Tackling a more deep-rooted problem, Glints also seeks to provide fresh graduates with the tools to achieve the careers they aspire to, creating better employer-employee matches along the way. “Our view is that for most young to mid-level people, the biggest problem is actually not professional networking or profiling which LinkedIn provides, but that they don’t even know what they want to do yet. Or, they might not have the right skill sets to go where they want to be,” Oswald explains. Providing a Q&A platform for job hunters, Glints has built a community for young professionals to ask the questions they need to get started in their careers. “It’s much better to focus on one or two specific verticals and get so good that people can’t ignore you,” he advises.

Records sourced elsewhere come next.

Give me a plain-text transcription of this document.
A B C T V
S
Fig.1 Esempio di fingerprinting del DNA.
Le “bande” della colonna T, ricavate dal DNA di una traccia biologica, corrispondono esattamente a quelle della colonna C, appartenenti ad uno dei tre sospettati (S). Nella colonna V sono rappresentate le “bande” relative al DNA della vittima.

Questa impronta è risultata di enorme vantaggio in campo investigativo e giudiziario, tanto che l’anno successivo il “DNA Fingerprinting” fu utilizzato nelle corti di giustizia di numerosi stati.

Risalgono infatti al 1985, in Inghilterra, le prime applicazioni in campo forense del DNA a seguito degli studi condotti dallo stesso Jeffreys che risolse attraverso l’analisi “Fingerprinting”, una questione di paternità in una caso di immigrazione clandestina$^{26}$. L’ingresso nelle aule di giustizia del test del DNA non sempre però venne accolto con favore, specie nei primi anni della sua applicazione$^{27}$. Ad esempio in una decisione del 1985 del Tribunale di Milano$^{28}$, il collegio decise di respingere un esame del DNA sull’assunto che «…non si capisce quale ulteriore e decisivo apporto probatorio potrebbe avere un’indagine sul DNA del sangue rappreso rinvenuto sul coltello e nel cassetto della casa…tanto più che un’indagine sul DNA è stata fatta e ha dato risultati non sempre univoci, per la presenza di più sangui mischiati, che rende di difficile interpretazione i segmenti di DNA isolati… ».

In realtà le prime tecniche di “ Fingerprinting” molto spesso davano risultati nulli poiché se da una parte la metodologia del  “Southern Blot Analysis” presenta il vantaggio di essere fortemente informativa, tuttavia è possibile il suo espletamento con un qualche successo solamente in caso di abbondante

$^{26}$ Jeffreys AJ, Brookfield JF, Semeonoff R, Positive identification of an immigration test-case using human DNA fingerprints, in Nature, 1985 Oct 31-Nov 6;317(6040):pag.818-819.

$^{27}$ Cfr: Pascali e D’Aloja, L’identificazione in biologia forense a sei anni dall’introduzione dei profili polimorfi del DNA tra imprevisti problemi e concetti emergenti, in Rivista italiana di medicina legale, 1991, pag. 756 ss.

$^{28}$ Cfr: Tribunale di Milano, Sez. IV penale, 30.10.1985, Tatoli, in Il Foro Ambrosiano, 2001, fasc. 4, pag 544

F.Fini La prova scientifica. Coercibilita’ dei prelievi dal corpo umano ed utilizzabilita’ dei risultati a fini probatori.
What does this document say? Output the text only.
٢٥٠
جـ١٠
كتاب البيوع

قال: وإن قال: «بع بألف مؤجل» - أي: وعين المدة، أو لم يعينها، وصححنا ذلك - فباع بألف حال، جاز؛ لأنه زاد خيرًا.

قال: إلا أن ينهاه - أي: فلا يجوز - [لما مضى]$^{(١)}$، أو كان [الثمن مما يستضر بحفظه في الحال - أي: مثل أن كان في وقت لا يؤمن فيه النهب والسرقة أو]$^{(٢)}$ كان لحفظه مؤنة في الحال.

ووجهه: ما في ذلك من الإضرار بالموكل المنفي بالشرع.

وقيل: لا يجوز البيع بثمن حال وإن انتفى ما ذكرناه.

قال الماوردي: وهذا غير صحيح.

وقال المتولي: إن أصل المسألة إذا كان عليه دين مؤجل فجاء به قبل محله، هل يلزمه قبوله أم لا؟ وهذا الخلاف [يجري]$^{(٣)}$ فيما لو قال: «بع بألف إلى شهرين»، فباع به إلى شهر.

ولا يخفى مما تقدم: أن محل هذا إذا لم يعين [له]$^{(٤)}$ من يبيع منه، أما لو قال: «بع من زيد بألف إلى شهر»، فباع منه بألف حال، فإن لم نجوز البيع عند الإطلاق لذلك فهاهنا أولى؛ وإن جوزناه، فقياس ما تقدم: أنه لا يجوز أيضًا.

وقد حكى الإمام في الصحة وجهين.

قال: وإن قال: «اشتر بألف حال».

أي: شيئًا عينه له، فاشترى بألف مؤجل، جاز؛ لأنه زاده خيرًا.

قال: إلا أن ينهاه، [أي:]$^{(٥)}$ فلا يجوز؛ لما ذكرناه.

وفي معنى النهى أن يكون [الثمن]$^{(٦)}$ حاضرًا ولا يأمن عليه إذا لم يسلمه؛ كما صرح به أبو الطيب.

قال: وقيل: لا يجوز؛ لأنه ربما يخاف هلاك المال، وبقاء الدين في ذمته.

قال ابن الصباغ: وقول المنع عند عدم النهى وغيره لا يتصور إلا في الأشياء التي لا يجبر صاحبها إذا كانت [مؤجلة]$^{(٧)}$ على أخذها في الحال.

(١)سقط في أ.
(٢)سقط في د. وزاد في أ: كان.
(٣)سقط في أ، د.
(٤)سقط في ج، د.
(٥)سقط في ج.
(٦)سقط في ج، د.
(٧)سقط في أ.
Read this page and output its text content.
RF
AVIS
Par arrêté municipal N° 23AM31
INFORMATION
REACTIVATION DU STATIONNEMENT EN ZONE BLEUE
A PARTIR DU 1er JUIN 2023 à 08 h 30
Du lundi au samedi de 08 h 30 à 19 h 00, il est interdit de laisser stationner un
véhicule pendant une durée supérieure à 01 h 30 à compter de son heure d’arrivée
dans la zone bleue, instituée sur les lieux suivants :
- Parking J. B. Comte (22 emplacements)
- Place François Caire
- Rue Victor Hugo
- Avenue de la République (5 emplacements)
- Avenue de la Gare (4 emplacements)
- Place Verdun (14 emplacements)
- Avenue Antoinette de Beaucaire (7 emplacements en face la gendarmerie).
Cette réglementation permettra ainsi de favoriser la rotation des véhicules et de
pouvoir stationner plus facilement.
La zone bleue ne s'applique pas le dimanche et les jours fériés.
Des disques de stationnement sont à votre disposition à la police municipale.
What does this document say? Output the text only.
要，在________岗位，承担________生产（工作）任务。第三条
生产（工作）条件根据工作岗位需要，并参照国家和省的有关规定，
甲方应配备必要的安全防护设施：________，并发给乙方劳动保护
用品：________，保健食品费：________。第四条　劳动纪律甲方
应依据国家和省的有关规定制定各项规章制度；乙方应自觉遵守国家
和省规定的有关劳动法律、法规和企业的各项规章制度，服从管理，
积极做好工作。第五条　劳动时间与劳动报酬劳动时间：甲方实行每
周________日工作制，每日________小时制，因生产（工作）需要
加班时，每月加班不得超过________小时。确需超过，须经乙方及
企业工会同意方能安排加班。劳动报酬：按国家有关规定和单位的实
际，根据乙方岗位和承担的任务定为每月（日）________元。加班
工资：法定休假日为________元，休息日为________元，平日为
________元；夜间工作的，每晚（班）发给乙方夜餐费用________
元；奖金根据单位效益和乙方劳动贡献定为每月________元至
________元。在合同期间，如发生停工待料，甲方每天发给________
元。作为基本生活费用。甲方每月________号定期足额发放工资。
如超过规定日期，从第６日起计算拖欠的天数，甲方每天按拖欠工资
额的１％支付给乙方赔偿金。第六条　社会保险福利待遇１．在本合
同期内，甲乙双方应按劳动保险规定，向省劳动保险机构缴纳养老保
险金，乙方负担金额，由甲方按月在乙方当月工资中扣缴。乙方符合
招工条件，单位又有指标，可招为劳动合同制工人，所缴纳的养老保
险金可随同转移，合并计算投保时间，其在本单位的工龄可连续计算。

Looking to the future of employment, Oswald hopes to see more firms investing more in training their teams and people – something he describes as “a huge part of growing a business.” While many corporates or larger companies tend to have the budget to create formalised training programmes, he sees that startups and growing companies still lag behind in this vital aspect. As for Glints, they’ve got big plans lined up. “Right now, we’re focused on expansion into Hong Kong and Vietnam. So that’s the key milestone for the company: just going from two countries to four.” With big changes on the horizon, perhaps it’s prime time to hop on the globalisation bandwagon and start leveraging technology to build the ultimate team.